セカンドら学園都市の連中でさえ今のこの世界における須藤華恋には頭が上がらない。物資輸送という大動脈を断ち切られればすぐさま学園都市は存続が難しくなる。協力機関がこの世界では数少ないため今の彼女は事実上アレイスターよりも権力が上にある。

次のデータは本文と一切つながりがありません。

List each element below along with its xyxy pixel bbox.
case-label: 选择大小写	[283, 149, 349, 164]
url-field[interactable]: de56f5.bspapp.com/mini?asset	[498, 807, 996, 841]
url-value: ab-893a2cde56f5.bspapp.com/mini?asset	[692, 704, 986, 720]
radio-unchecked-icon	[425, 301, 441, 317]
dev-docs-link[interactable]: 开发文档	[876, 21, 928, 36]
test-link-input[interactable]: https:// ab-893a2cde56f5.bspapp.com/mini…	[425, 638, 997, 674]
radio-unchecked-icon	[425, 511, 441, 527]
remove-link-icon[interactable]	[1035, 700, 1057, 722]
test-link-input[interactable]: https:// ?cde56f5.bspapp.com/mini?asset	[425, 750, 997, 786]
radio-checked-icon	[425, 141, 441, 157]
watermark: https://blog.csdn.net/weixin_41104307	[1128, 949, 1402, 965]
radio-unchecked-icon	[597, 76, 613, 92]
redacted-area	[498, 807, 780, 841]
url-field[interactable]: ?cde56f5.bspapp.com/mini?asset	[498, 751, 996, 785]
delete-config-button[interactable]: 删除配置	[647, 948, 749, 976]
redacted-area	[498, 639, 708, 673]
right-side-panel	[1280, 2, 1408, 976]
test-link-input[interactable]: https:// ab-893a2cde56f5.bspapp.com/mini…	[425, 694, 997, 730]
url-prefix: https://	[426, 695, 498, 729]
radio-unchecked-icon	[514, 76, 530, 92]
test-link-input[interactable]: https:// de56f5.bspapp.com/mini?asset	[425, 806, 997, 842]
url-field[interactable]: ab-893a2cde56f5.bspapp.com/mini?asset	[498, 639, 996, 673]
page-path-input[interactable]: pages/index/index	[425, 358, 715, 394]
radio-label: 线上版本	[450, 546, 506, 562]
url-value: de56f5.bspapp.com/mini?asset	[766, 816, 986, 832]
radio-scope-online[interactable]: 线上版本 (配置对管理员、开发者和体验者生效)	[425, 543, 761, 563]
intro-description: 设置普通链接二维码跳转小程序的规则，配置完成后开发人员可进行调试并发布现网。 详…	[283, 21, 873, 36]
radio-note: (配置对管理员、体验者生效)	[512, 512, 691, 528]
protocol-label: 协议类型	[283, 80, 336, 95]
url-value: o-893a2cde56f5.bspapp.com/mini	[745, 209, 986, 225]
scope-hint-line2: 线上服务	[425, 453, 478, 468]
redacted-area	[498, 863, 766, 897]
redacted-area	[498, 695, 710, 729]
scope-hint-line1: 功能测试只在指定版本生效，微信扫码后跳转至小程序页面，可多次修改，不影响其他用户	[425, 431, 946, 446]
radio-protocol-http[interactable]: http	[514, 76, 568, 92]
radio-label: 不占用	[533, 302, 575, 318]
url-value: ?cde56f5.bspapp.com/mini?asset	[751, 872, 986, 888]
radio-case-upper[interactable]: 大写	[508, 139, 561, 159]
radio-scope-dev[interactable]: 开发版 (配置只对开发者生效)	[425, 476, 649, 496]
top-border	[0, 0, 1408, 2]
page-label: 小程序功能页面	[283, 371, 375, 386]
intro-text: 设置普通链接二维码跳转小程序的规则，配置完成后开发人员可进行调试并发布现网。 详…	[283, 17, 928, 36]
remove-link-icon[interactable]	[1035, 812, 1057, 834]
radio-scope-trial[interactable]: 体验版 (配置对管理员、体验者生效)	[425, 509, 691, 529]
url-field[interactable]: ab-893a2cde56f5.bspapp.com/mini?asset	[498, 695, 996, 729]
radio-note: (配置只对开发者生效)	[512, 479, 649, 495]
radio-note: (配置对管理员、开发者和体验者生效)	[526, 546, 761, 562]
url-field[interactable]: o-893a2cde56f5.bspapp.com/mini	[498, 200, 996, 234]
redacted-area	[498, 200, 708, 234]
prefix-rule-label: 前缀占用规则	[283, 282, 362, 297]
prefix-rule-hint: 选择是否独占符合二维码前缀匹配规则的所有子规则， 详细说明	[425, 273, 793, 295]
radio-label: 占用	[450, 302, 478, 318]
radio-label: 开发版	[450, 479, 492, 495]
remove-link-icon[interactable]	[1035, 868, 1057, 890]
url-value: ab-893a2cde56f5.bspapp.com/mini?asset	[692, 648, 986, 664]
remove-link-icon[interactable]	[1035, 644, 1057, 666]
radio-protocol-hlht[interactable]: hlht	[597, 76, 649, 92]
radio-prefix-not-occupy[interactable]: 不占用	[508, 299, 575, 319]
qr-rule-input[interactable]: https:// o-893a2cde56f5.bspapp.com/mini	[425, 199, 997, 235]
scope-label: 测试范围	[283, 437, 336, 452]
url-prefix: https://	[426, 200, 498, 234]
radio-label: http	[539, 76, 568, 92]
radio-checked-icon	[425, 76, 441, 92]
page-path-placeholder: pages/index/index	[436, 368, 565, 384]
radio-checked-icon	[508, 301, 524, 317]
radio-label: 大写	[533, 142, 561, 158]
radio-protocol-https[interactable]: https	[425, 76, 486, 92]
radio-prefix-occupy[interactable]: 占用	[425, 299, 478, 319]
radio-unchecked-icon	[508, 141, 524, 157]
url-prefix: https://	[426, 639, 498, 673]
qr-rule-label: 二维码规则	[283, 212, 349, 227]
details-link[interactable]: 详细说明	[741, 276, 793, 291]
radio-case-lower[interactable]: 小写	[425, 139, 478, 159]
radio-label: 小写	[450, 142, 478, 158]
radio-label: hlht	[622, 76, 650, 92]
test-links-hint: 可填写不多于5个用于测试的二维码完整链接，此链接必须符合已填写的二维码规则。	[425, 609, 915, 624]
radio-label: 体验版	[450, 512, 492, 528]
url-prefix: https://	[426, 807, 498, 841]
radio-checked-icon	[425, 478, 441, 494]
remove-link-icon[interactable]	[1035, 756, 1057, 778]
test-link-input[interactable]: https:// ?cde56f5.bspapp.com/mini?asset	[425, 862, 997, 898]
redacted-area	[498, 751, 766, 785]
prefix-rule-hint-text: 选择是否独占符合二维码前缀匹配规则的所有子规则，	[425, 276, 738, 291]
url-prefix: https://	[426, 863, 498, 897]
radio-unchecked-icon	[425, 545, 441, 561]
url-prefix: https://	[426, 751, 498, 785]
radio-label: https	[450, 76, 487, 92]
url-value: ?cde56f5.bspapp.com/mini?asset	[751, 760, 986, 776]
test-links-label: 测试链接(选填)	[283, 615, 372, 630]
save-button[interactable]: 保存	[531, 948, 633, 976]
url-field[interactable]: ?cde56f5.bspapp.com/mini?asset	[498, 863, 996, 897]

そんな様子を微塵も感じさせない小さな美少女は銀髪に似合わない茶色な瞳をパチパチさせこう言う。

 

 

「しっかたないなー、この天才美少女須藤華恋さんが本気を出してあげよう。バンバン運んじゃうよー今までの倍は運んじゃうよー」

 

 

そういう問題なのか?と疑ってならないセカンドだったがこれを機に意識改善を図れたらいいと思いそれで了承した。

 

 

「んじゃ早速君の...セカンド?の家だかに行こうか。同棲してさらにお姉さん的な存在の人もいるなんて羨ましい!私も窓の無いビルから出てどっかのお姉さんに匿ってもらおうかしら」

 

 

「冗談よしてくださいよ。さっき俺とちゃんとするって約束したじゃないですか、それぐらい守ってください」

 

 

「わかってるよー」

 

 

本当に不安な彼だが心配しても今は意味がない。取り敢えずレジにて会計を済ませ自分の家へと向かおうとした彼だったが華恋はちょいちょいと肩を叩く。

 

 

「もう暗いしさ私の能力使おうぜ。な?いいだろー?」

 

 

確かに少し暗くなってきた感じはあり、歩くのが面倒なダルイ系男子セカンドはその提案に乗った。ちょっとした小道に入り監視カメラの存在を確認しながら条件の整った環境を探す。するとすぐに監視カメラのない人気の少ない場所を探し当てられた。

 

 

「ほいじゃー行くよー。あっ、室内入るから靴脱いだほうがいいね」

 

 

そう言って靴を脱ぎながら謎の空間を作り出す。一時期セカンドに分け与えていた能力で作られたものとは異なり全体的に白く、優しい色をしていた。能力使用者によって特性が異なるのだろうかと疑問に思うのだが、ぴょんと入口に入っていく華恋の後を追って彼も足を踏み入れる。

 

 

***

 

 

ミアと呼ばれる女性がリーナ宅を訪ね女性3人で仕事の話が終わり、女子会的な雰囲気のマンションの一室。そのリビングルームに突如リーナの見覚えのある異空間が出来上がった。即座に臨時体勢に入るリーナとシルヴィ、ミアに対しその空間から現れたある少女はぺたりと素足でテーブルの上に乗り目前の少女を発見する。

 

 

「マジで生リーナだ!生リーナ、生リーナじゃん!すっごい可愛い、つーかアメリカ軍のレベル高い。やっぱりこの仕事選んで正解だったわ!」

 

 

常人の域を越えた勢いでテンションを上げる華恋に対しCADを構えるリーナに後ろからやって来たセカンドが静止の構えをとる。

同時に登場した彼の姿に困惑し始めるアメリカ側に彼は話し始める。

 

 

「邪魔したか?まぁ取り敢えず両方落ち着け。コイツは敵じゃないしそこは保証する」

 

 

取り下げたリーナのCADを見て華恋はレズビアンな瞳を真っ赤に燃やそうとしていた。